Alhimionoks also shared how the Startup Association has recently shifted its focus back from organising events and training, and more towards advocacy and representing founders’ interests. Most of the work they do is almost invisible to founders until something changes: a regulation improves, a new funding program appears or a government starts paying more attention to startups. Those things rarely happen by themselves, someone spends years pushing them forward.

Fomo in Latvia

Of course we also chatted about the Fomo.Observer’s possibilities to expand on to Latvian startup scene. We’ll see how that could work out in the future!

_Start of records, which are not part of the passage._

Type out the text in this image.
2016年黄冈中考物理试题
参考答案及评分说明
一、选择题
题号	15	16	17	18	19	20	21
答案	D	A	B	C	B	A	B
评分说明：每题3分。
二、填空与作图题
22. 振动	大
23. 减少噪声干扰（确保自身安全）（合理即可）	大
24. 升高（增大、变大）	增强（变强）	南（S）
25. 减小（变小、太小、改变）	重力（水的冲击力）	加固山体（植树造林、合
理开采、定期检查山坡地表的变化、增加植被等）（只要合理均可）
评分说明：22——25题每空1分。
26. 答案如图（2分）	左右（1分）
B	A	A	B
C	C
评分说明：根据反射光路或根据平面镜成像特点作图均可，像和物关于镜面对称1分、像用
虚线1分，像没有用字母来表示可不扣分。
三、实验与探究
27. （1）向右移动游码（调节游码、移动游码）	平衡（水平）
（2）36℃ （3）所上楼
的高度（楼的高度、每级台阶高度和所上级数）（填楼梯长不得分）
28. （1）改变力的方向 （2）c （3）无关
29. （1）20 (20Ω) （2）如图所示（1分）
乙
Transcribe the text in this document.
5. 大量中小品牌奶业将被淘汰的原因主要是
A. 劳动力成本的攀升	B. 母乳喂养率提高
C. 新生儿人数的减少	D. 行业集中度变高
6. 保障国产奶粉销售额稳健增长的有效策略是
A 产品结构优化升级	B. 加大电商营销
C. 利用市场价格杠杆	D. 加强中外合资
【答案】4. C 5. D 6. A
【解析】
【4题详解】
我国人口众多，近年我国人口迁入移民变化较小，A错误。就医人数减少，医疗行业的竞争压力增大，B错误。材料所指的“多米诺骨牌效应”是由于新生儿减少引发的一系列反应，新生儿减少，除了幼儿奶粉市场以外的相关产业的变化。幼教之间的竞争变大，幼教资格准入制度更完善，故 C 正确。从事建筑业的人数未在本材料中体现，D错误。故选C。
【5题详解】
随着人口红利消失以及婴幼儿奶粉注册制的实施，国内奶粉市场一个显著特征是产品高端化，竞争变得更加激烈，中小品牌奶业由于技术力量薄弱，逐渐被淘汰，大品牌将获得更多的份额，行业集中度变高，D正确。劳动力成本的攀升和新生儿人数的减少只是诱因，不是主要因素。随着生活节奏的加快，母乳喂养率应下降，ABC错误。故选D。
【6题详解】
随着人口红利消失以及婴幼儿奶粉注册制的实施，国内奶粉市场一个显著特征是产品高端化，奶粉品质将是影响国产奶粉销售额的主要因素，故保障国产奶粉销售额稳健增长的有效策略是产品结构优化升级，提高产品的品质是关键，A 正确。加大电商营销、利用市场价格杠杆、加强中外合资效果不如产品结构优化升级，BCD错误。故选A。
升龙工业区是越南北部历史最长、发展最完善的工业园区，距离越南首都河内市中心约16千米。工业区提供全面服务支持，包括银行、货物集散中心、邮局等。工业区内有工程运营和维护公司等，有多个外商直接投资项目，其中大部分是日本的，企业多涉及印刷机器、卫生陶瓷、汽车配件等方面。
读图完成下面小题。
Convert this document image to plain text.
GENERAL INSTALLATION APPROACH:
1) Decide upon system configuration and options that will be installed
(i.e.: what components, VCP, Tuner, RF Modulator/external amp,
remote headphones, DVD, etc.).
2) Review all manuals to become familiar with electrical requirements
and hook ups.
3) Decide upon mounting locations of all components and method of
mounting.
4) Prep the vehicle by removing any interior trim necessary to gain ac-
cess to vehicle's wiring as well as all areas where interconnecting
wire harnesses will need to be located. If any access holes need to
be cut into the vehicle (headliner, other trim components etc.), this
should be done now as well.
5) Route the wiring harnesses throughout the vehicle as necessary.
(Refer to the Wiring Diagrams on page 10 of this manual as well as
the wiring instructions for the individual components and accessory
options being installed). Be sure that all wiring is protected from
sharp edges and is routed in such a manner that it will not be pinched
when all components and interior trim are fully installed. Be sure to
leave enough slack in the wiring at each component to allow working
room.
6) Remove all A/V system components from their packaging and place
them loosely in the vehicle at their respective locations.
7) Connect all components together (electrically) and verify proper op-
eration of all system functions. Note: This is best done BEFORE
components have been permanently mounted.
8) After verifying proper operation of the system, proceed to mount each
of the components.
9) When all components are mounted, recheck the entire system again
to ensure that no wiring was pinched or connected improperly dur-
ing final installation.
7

I have always felt the importance of physical communities. Surely remote work is here to stay. Founders can build global companies without ever renting an office. Investors happily take meetings over Zoom. But human beings are social creatures and we thrive when we can work and play together. I left even more convinced that every startup ecosystem needs a place where people naturally keep bumping into each other. Founders need natural collisions, just like the one that brought me to this tour and fascinating conversation with Alhimionoks and Jenčiuss.

I left with an invitation to Startup Barbeque in August and I just might take on the 4-hour drive for that, the vibe was just so lovely. Startup Barbeque started with a couple of guys grilling meat outside the office. Last year there were around 1100 people. 

Latvians really are catching up and doing it their own cool way!